If the interception rate goes up but time-to-first-outcome keeps rising, the Loop may be turning from a quality system into a process system.


Safety and progress don't conflict

Cutting ceremony is not cutting quality.

What you actually need to cut:

  • docs with no corresponding risk;
  • repeat reviews with no new information;
  • elaborate guards designed for future hypotheticals;
  • prerequisite work that produces no runnable evidence;
  • mistaking edge-case completeness for MVP completeness.

What you should keep:

  • architectural invariants;
  • machine gates on high-risk operations;
  • reproducible test results;
  • an explicit rollback capability;
  • independent review;
  • honest records of uncovered edges.

A good Loop doesn't make the AI more cautious at every step; it concentrates the caution where a mistake can actually cause loss.


Closing

The most dangerous state for AI coding isn't necessarily writing wrong code fast.

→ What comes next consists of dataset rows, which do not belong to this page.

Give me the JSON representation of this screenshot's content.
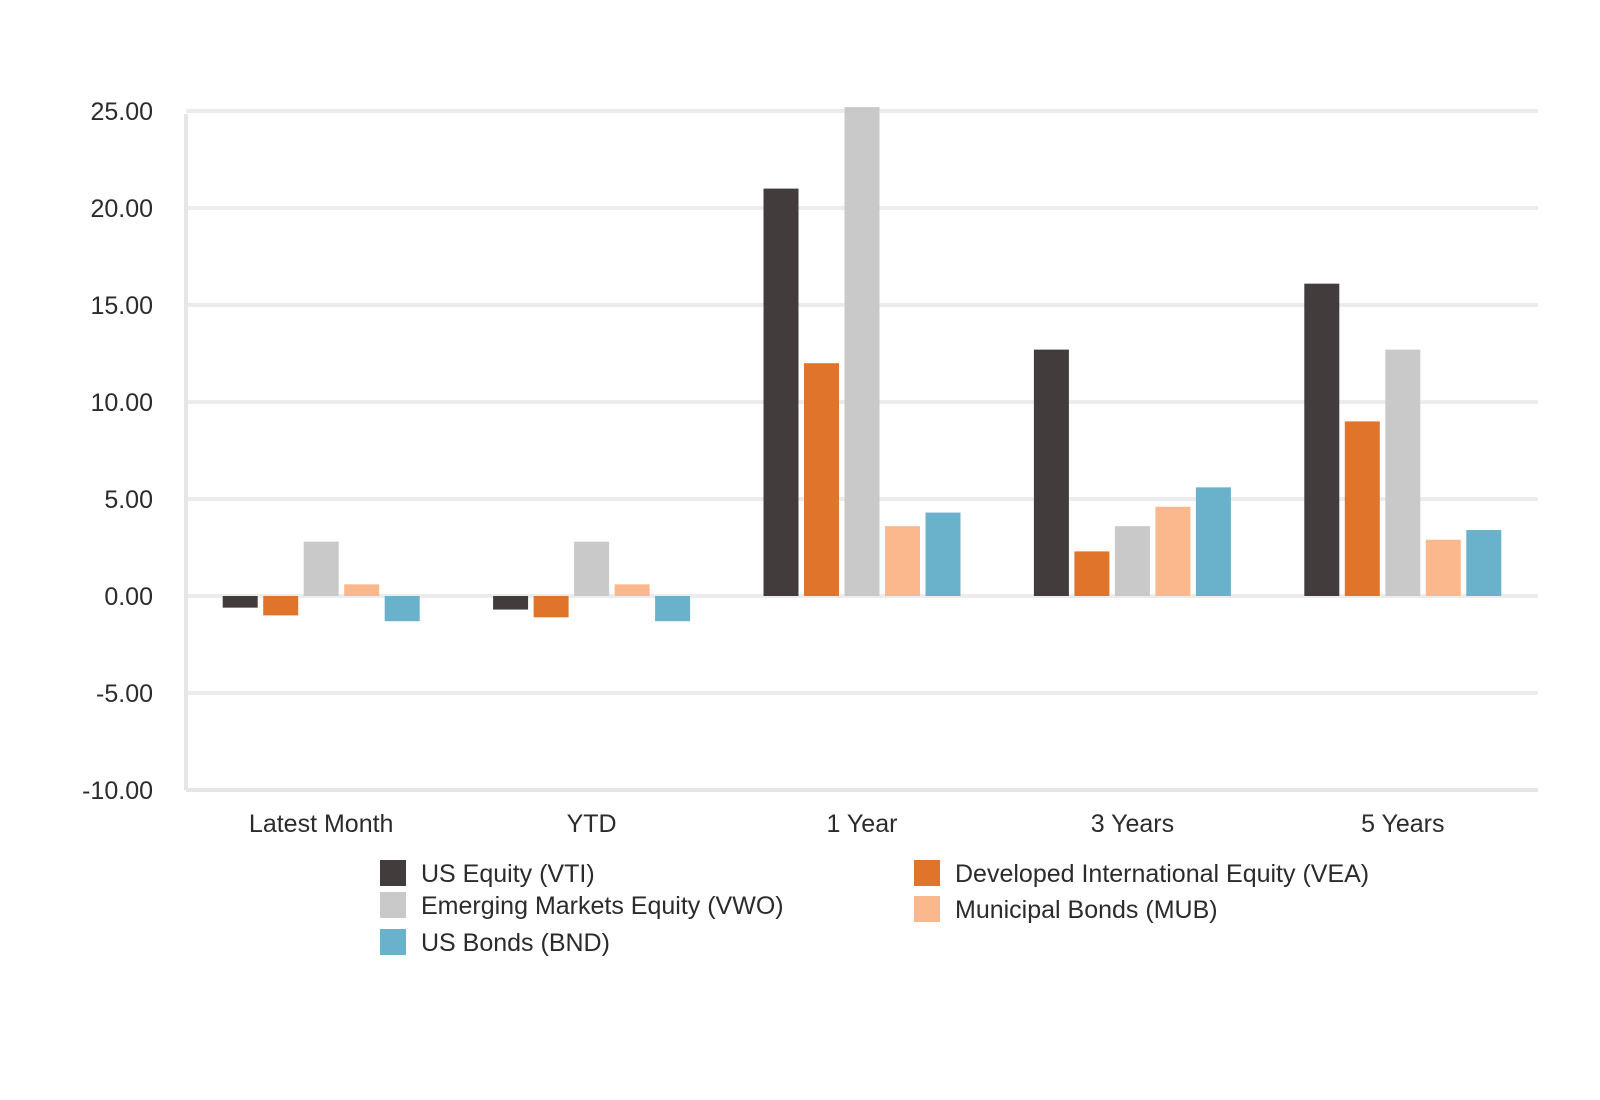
{
  "chart_data": {
    "type": "bar",
    "categories": [
      "Latest Month",
      "YTD",
      "1 Year",
      "3 Years",
      "5 Years"
    ],
    "series": [
      {
        "name": "US Equity (VTI)",
        "color": "#433c3c",
        "values": [
          -0.6,
          -0.7,
          21.0,
          12.7,
          16.1
        ]
      },
      {
        "name": "Developed International Equity (VEA)",
        "color": "#e0742b",
        "values": [
          -1.0,
          -1.1,
          12.0,
          2.3,
          9.0
        ]
      },
      {
        "name": "Emerging Markets Equity (VWO)",
        "color": "#c9c9ca",
        "values": [
          2.8,
          2.8,
          25.2,
          3.6,
          12.7
        ]
      },
      {
        "name": "Municipal Bonds (MUB)",
        "color": "#fbb88c",
        "values": [
          0.6,
          0.6,
          3.6,
          4.6,
          2.9
        ]
      },
      {
        "name": "US Bonds (BND)",
        "color": "#6ab1cb",
        "values": [
          -1.3,
          -1.3,
          4.3,
          5.6,
          3.4
        ]
      }
    ],
    "y_ticks": [
      "25.00",
      "20.00",
      "15.00",
      "10.00",
      "5.00",
      "0.00",
      "-5.00",
      "-10.00"
    ],
    "ylim": [
      -10,
      25
    ],
    "grid": true,
    "legend_position": "bottom",
    "title": "",
    "xlabel": "",
    "ylabel": ""
  }
}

There's another failure that's harder to notice: the AI becomes extremely conscientious — endlessly adding rules, revising docs, widening tests, re-reviewing — yet never pushes the system into its next real state.

The final test for Loop Engineering isn't how completely the process ran; it's this:

With risk under control, do valuable, verifiable results keep showing up?

The right things keep happening — and "things," in the end, has to include delivery itself.